Landscape Stories: Could you tell us something about your background and how you started with photography?
Jason Koxvold: My Norwegian grandfather was an artist, and he took me under his wing from an early age, but I'm awful with a pencil, beyond sketching ideas. When My Italian grandfather died I inherited his old Nikkormat, and found that photography was a medium I could understand more readily.
Later, I studied photography at school, spending long nights in the darkrooms. But it wasn't until I started working with large format cameras that I began to explore cultural significance and the human relationship to our environment that is at the core of my work today.
These days, when I'm working on the road, I've started experimenting with drawing my photographs. At the end of a day, I'll pull out a Field Notes book and try to draw every frame I shot that day, as accurately as I can. It's quite surprising how accurate they can be.
Landscape Stories: Do you do any particular research on the territory while working on the project?
Jason Koxvold: Yes; I conduct most of my research in Google Earth, to gain an understanding of the terrain, and by following current affairs in order to get a sense of the geopolitical landscape. Once I have a firm plan, it often goes straight out the window – usually constituting only the first 10% of the work.
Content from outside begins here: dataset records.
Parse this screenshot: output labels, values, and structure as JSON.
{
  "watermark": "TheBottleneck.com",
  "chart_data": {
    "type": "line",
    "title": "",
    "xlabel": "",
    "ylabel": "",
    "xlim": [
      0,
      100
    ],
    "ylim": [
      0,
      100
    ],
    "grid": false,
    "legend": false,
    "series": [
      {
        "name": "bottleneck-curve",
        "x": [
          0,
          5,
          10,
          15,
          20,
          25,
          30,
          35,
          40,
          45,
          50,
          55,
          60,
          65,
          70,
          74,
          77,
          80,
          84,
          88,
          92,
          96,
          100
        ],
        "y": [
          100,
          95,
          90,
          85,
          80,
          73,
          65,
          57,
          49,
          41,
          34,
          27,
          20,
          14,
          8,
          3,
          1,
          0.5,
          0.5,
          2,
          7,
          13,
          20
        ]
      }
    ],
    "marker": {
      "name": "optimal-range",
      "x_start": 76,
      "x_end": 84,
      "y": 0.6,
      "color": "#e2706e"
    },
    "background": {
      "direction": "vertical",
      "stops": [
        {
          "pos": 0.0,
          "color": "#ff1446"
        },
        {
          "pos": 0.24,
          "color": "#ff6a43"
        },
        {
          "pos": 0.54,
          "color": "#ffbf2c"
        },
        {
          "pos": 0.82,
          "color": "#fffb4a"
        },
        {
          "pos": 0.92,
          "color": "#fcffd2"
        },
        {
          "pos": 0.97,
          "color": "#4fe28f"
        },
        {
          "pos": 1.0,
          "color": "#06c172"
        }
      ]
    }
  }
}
The rest is discovered in between those places and stories.
Landscape Stories: What's the piece of work that best represents your research and in which you see yourself in, the most?
Jason Koxvold: Landfill project is probably the most representative of the greater body. While there are unifying themes across all the work, Landfill is the piece that represents the longest relationship with a specific place. It's a complicated set of photographs that encapsulates use and reuse, birth, death and rebirth, beauty and not beauty, that will continue for years to come.
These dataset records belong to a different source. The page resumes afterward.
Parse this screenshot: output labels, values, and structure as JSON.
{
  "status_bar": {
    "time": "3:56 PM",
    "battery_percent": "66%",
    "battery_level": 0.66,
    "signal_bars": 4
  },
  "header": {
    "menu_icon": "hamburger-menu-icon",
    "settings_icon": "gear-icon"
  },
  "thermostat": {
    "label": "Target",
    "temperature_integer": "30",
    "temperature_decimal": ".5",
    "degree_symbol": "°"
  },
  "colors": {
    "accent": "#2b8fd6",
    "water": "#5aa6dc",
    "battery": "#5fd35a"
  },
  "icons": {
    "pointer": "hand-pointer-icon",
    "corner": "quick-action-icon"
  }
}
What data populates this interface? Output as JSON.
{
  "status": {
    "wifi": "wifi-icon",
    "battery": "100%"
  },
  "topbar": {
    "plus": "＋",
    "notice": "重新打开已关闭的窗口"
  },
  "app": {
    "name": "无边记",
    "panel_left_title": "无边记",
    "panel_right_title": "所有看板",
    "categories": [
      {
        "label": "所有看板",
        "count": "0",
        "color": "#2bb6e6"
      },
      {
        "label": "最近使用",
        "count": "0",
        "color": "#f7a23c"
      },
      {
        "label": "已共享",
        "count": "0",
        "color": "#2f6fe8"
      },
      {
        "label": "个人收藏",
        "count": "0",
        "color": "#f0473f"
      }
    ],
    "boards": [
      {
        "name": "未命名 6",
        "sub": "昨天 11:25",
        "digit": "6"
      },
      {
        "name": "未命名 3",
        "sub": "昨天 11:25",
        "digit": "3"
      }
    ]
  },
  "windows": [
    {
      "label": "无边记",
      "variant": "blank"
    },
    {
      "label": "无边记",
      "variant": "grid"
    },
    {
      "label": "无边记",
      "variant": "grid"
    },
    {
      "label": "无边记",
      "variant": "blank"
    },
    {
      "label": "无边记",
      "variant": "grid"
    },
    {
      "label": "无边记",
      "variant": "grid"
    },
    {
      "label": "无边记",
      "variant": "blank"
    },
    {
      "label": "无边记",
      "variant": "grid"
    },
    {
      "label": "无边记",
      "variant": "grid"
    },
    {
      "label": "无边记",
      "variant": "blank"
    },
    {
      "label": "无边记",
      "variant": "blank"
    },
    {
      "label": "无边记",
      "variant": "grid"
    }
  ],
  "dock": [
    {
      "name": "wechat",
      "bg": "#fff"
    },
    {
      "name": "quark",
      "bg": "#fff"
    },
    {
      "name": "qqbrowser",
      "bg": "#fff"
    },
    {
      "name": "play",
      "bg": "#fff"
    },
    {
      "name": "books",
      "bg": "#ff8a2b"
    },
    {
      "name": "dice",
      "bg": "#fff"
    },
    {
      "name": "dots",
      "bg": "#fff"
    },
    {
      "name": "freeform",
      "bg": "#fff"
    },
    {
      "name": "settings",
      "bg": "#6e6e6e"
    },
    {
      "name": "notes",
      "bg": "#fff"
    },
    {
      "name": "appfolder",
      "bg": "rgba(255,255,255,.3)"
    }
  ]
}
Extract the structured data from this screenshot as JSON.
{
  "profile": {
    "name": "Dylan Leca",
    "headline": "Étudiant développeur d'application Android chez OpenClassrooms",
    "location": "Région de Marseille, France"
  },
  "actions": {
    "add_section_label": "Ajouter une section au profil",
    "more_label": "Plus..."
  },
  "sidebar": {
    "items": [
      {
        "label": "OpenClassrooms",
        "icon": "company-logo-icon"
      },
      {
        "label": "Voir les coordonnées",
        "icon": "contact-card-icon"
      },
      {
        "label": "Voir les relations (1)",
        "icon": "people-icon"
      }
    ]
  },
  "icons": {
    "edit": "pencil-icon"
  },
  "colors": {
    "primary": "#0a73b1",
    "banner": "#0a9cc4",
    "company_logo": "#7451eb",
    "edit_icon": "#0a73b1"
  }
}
Landscape Stories: Could you tell us something about the importance of postmodern traces in your photographs?
Jason Koxvold: A long time ago I studied Sociology and Anthropology at university, and I think that still comes through quite clearly in my work. I try to strip away a sense of morality or objectivity, trying instead to portray the complicated fabric of our existence with a visual simplicity, examining the scales at which we relate to our environments.
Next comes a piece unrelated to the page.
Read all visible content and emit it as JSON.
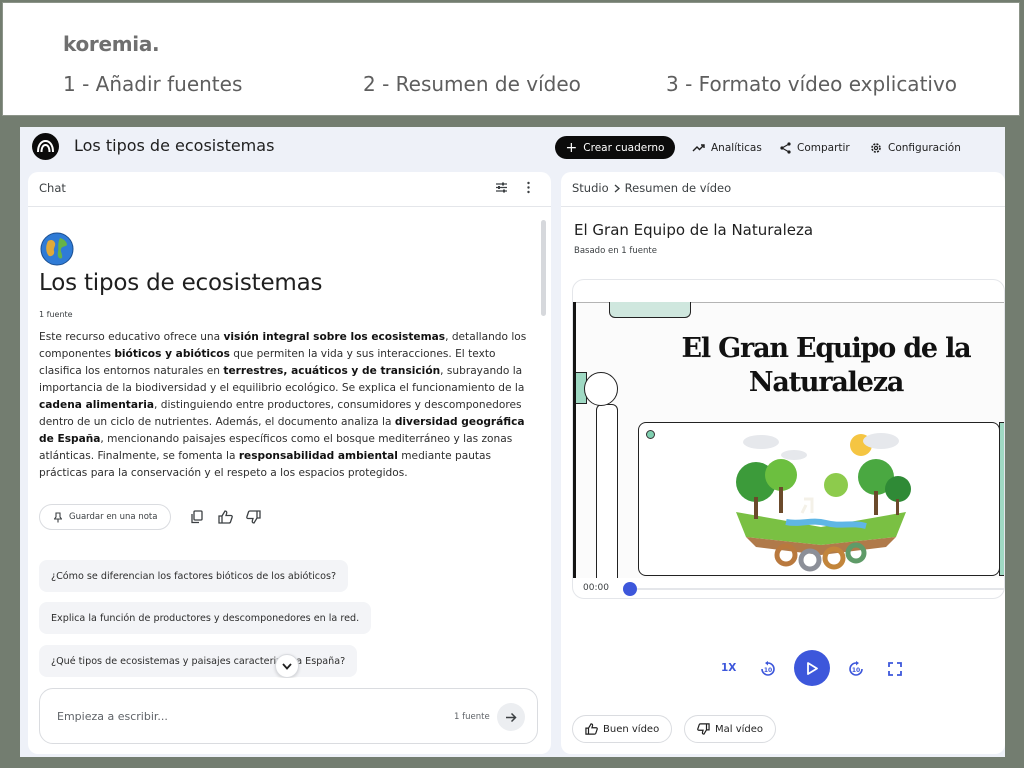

Landscape Stories: What equipment do you use?
Jason Koxvold: I use a Toyo 45aii which Schneider and Nikkor glass, and Kodak negative film.
Landscape Stories: Every year billions of photographs are taken worldwide. What should we do with all these images?
Jason Koxvold: Tag them with locations, dates, times, temperatures, what happened that day, what song you were listening to, and stitch them all together into a massive multidimensional canvas that anyone can explore.